Recently, more than 40 websites awarding fraudulent and worthless degrees to UK students were closed down as part of a higher education crackdown. The websites allowed those desperate enough, to fork out money for a fake certificate, which would state they had achieved anything up to doctorate level qualifications.
Many of the websites shut down by the Higher Education Degree Datacheck used names close to those of real universities – such as the supposed “Stafford University”. This seemingly operated on the laurels of the legitimate Staffordshire University.
During my 15 years working in academic integrity research, I’ve come across many methods students use to claim qualifications they don’t deserve. My work on contract cheating, where students pay others to complete their assessments, revealed a network of students looking to build up their degree one fake assignment at a time. Buying a whole qualification outright goes beyond this, circumventing any chance that students have of learning.
Fake universities and diploma mills operate with different levels of subtlety and sophistication. Some fake universities claim to be able to issue awards based on “life experience”. For a fee, they allow people to demonstrate that they’ve already gained the skills needed for a qualification – and they issue a certificate to prove this.
Other fake universities set their site up to look like a real university. Some issue assignments to students. The assignments may never be marked, but could fool people into thinking they were taking a legitimate course. Many fake universities dispense with pretence and just ask for payment for an award.
But a more elaborate business model used by a small group of fake universities has also emerged. These offer subscriptions where they keep up the pretence that their fake qualifications are legitimate. They have also been found to offer services to verify that qualifications they awarded exist, accompanied by fake job references.
It’s also possible to buy a fake degree certificate for a real university. This certificate often looks identical to the real thing. Fraudsters with access to high quality printing equipment can produce these to order. They can even include the elaborate seals and holograms found on the real documents.
Some sites claim that these certificates are just “novelty items”, but there is no text on the purchased certificates to suggest such a thing. And it is possible for individuals with desktop publishing skills and access to templates or photographs of real degree certificates to knock up their own convincing fake versions.
With employability at the forefront of many universities, it is the link with the commercial world where the danger of fake degrees needs to be keenly considered. Once an employer has taken on a graduate worker who cannot deliver, they will not wish to engage with that university in the future. Fake degrees bring with them a clear risk of damage to university reputation.

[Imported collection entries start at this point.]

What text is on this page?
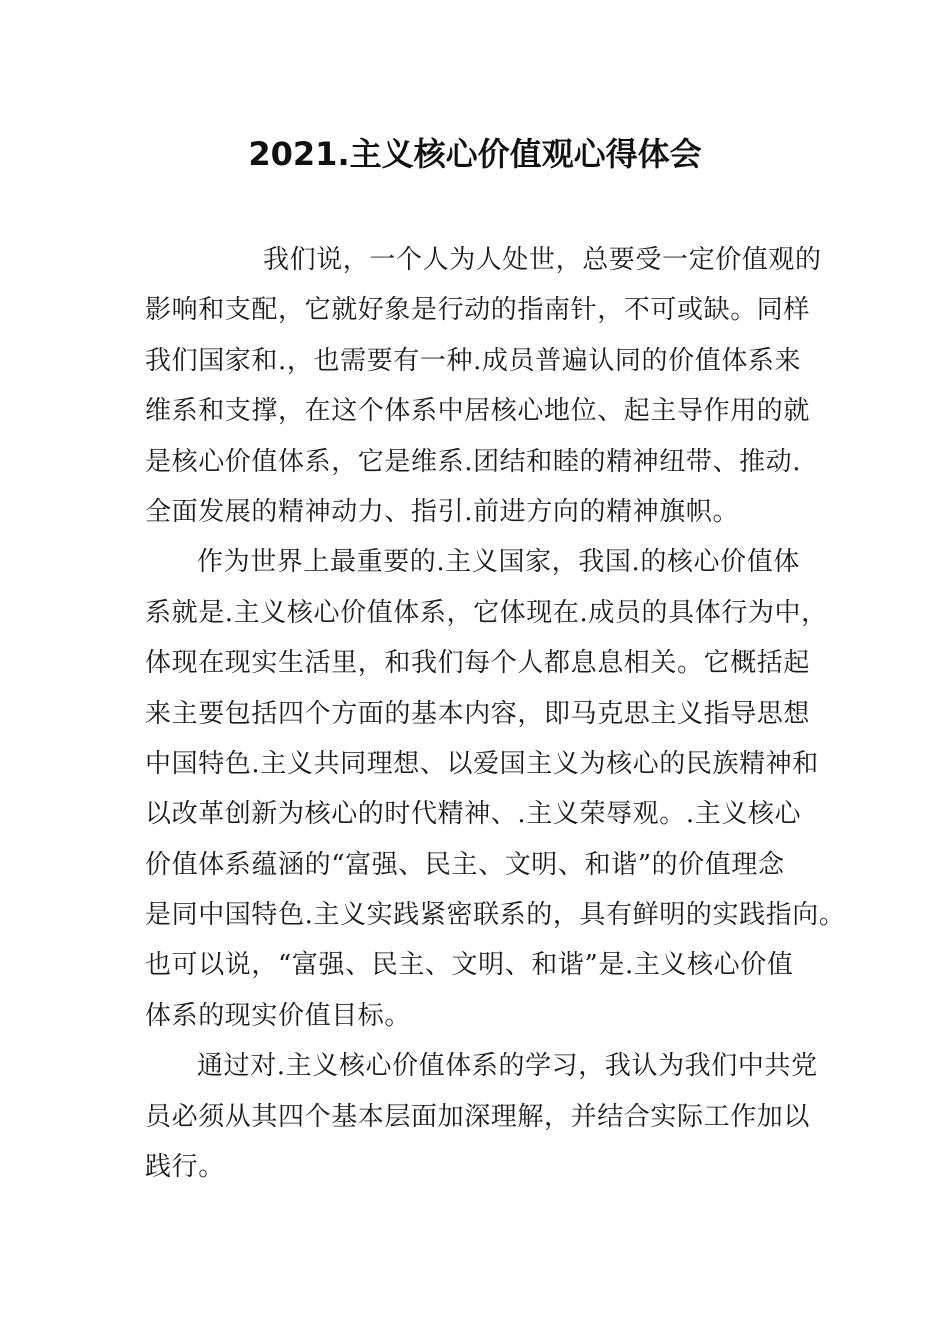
2021.主义核心价值观心得体会

我们说，一个人为人处世，总要受一定价值观的

影响和支配，它就好象是行动的指南针，不可或缺。同样

我们国家和.，也需要有一种.成员普遍认同的价值体系来

维系和支撑，在这个体系中居核心地位、起主导作用的就

是核心价值体系，它是维系.团结和睦的精神纽带、推动.

全面发展的精神动力、指引.前进方向的精神旗帜。

作为世界上最重要的.主义国家，我国.的核心价值体

系就是.主义核心价值体系，它体现在.成员的具体行为中，

体现在现实生活里，和我们每个人都息息相关。它概括起

来主要包括四个方面的基本内容，即马克思主义指导思想

中国特色.主义共同理想、以爱国主义为核心的民族精神和

以改革创新为核心的时代精神、.主义荣辱观。.主义核心

价值体系蕴涵的“富强、民主、文明、和谐”的价值理念

是同中国特色.主义实践紧密联系的，具有鲜明的实践指向。

也可以说，“富强、民主、文明、和谐”是.主义核心价值

体系的现实价值目标。

通过对.主义核心价值体系的学习，我认为我们中共党

员必须从其四个基本层面加深理解，并结合实际工作加以

践行。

As a sector, we need to do more to combat fake universities and fake degrees. The important work undertaken by the Higher Education Degree Datacheck is a good start, but awareness needs to go further. Every university needs to know about the imposters trading on its name, as well as the sites offering fake qualifications claiming to be from that university.
Continued alertness and vigilance is needed to preserve academic integrity. We need to stop fake universities trading on commodities that they’re not licensed to award.